Who do the Kings take? Who should the Kings take?

IMO the pick has to be Andre Drummond if he's still there, with Cousins switching to power forward. The pick does have some risk to it, since Drummond is a project and Sacramento is kind of an iffy situation. At the very least, his defense will complement Cousins well, since he's more offensively-oriented and not a great defender at this point. If Drummond succeeds, it gives the Kings a lot of size in the frontcourt going forward, which shouldn't be underestimated.


----------



## R-Star (Jun 13, 2002)

For some reason I have a bad feeling about Drummond. If he ends up being a overgrown child like Cousins the Kings are stuck with a super talented frontcourt of idiots.

Risky pick. But I agree, if he's there I think you have to roll the dice.


----------



## hroz (Mar 4, 2006)

Davis/Robinson/MKG/Drummond/Barnes one of those would be my top 5.

With Drummond and Barnes the maybes.
I didnt include Beal as there are way too many SGs on this team even if none of them could spread the floor like Beal. 
Evans for Williams might be a good trade if you pick up Barnes.

Cousins/Thompson
Williams
Barnes/????
Thornton
????/Thomas


----------



## Bogg (May 4, 2009)

They need another score-first guard, Beal has to be the pick.


----------



## Floods (Oct 25, 2005)

No. Guys like Beal are dime a dozen. Kings are a long way from contending no matter what. Give me the defensively-competent 7 footer with insane upside over the tweener guard every day of the week.


----------



## BlakeJesus (Feb 1, 2006)

Drummond would be a nice pick, though I would expect his probability of panning out to drop big time if he ends up in a place like Sac Town. In a perfect world it might be the next great big man combo, but more than likely one of those dudes ends up not playing for the team within a few years.


----------



## Bogg (May 4, 2009)

Floods said:


> No. Guys like Beal are dime a dozen. Kings are a long way from contending no matter what. Give me the defensively-competent 7 footer with insane upside over the tweener guard every day of the week.
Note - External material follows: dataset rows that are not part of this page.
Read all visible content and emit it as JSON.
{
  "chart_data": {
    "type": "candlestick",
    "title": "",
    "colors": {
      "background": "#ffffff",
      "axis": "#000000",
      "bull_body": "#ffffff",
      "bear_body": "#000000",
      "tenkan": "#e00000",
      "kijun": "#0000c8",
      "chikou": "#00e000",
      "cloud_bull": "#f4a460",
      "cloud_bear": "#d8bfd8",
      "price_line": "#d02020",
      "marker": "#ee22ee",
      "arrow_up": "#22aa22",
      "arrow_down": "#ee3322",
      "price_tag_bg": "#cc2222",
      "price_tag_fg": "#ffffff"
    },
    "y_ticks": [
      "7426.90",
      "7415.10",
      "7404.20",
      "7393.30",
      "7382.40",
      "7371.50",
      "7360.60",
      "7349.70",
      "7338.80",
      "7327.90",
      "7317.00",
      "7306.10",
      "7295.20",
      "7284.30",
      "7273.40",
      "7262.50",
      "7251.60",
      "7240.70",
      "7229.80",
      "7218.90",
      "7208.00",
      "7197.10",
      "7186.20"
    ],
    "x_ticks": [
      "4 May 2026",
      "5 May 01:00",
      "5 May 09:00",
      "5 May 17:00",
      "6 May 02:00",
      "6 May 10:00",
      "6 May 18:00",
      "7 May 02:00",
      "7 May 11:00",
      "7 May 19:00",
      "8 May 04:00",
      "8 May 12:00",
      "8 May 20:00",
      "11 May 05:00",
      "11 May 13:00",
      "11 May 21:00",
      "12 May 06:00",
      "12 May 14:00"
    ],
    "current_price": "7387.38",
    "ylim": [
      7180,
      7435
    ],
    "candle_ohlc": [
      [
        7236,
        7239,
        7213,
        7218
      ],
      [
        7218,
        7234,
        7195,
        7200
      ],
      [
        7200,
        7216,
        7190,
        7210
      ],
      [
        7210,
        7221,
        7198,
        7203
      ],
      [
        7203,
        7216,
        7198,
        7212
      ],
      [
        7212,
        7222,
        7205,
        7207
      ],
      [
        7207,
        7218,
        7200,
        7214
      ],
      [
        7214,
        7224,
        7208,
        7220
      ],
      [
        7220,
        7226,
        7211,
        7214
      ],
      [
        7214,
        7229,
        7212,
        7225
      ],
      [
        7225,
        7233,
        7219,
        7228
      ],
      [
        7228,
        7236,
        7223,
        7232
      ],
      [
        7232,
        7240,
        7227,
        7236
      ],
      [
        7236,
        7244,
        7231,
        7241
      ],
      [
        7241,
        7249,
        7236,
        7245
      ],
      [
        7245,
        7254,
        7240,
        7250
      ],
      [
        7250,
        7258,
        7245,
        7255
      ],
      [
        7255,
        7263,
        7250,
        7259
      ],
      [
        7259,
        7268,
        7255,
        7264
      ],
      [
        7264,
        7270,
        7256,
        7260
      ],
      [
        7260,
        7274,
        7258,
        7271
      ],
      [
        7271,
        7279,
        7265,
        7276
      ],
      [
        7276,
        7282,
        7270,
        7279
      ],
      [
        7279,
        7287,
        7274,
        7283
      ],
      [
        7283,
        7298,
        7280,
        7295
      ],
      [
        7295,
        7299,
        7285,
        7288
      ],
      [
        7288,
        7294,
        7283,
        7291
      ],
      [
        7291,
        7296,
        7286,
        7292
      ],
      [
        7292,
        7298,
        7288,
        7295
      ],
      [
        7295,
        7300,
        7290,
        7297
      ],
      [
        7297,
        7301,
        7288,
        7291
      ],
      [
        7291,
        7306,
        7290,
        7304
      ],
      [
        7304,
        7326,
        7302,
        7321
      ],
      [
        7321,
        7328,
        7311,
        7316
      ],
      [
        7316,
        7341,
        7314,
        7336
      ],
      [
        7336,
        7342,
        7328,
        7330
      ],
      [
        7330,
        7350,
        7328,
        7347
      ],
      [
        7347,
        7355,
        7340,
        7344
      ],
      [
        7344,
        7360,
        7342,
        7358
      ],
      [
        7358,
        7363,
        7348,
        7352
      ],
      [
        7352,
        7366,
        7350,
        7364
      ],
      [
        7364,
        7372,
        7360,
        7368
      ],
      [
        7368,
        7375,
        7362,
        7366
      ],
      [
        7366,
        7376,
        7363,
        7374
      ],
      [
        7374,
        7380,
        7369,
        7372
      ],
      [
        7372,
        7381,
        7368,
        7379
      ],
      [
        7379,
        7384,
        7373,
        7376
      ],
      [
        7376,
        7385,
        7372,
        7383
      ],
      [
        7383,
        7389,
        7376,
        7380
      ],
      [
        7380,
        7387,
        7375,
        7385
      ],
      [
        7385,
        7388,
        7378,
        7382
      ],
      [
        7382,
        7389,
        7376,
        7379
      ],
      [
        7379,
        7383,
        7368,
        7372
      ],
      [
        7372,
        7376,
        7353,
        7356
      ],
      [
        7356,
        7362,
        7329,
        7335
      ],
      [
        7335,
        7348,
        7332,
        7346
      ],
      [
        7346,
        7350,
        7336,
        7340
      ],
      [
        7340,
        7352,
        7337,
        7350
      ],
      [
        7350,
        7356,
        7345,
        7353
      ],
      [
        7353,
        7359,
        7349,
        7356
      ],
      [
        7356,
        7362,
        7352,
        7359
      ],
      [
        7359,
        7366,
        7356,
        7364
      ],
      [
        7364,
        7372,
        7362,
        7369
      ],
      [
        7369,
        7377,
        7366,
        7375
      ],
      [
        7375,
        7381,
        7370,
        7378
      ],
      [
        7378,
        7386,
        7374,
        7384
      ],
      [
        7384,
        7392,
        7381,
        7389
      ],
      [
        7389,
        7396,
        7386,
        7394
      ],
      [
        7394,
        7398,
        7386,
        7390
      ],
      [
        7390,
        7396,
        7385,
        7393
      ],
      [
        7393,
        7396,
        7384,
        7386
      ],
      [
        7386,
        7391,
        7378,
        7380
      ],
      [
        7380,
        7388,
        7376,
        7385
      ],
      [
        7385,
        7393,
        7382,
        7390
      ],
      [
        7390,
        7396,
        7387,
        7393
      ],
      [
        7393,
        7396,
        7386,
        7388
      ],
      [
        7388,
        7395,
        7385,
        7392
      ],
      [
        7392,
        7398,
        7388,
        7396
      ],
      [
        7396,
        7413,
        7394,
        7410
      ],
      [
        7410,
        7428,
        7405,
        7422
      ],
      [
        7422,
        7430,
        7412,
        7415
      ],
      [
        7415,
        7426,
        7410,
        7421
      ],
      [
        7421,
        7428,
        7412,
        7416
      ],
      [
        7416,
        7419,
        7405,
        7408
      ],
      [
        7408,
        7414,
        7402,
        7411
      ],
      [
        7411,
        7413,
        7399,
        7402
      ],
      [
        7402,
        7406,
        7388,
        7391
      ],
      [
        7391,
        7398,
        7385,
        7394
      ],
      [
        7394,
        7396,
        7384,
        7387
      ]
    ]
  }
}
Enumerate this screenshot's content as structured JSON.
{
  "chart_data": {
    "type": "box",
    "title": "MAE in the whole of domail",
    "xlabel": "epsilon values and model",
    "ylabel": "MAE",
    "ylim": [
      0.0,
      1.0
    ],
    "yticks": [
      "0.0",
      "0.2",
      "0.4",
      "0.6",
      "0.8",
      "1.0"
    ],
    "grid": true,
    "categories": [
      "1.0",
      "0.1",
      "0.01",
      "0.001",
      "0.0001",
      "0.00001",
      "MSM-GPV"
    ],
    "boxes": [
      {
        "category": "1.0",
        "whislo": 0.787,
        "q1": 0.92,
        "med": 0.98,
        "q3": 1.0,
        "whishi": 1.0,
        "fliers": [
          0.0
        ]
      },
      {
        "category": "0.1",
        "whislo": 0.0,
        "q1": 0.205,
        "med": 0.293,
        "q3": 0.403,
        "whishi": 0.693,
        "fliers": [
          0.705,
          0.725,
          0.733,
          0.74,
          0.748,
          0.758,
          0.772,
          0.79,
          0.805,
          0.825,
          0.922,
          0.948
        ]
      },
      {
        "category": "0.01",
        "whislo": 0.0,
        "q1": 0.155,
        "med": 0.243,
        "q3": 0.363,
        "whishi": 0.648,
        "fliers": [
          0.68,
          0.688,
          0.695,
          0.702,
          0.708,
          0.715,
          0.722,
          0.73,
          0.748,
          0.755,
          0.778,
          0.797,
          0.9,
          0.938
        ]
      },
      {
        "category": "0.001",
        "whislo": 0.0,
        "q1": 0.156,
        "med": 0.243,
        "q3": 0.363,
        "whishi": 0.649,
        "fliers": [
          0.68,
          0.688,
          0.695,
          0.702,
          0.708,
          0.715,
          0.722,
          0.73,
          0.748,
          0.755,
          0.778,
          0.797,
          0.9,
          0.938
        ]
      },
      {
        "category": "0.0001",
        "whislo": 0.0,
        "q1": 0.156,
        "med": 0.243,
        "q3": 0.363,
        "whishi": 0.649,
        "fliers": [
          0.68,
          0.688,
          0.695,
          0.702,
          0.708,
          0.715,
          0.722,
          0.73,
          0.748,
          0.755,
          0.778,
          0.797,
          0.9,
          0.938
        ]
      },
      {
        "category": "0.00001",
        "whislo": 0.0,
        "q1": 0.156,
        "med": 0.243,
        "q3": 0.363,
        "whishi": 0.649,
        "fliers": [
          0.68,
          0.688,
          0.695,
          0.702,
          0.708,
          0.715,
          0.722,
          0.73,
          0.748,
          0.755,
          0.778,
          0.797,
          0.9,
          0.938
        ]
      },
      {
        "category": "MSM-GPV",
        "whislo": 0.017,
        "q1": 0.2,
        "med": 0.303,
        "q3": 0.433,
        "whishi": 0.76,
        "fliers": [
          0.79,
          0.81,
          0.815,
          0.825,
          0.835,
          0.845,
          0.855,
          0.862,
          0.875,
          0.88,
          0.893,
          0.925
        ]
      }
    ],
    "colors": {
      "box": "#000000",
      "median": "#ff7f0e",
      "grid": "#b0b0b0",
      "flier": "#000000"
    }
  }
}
It was a joke, a scoring guard is the last thing they need. That being said, if 2-4 go Drummond, Robinson, MKG in any order, then I'd take Beal on BPA grounds. You can always swing trades with less talented guys.


----------



## Dre (Jun 20, 2003)

Drummond isn't going to last to 5 I don't think.

I'd put enough faith in that to where I wouldn't even want to get my hopes up in this thread


----------



## Bogg (May 4, 2009)

I don't expect him to drop past Cleveland at four, but DeAndre Jordan fell into the second round, so it's always possible for a guy to drop two or three spots lower than anyone thought. Well, anyone but Davis.


----------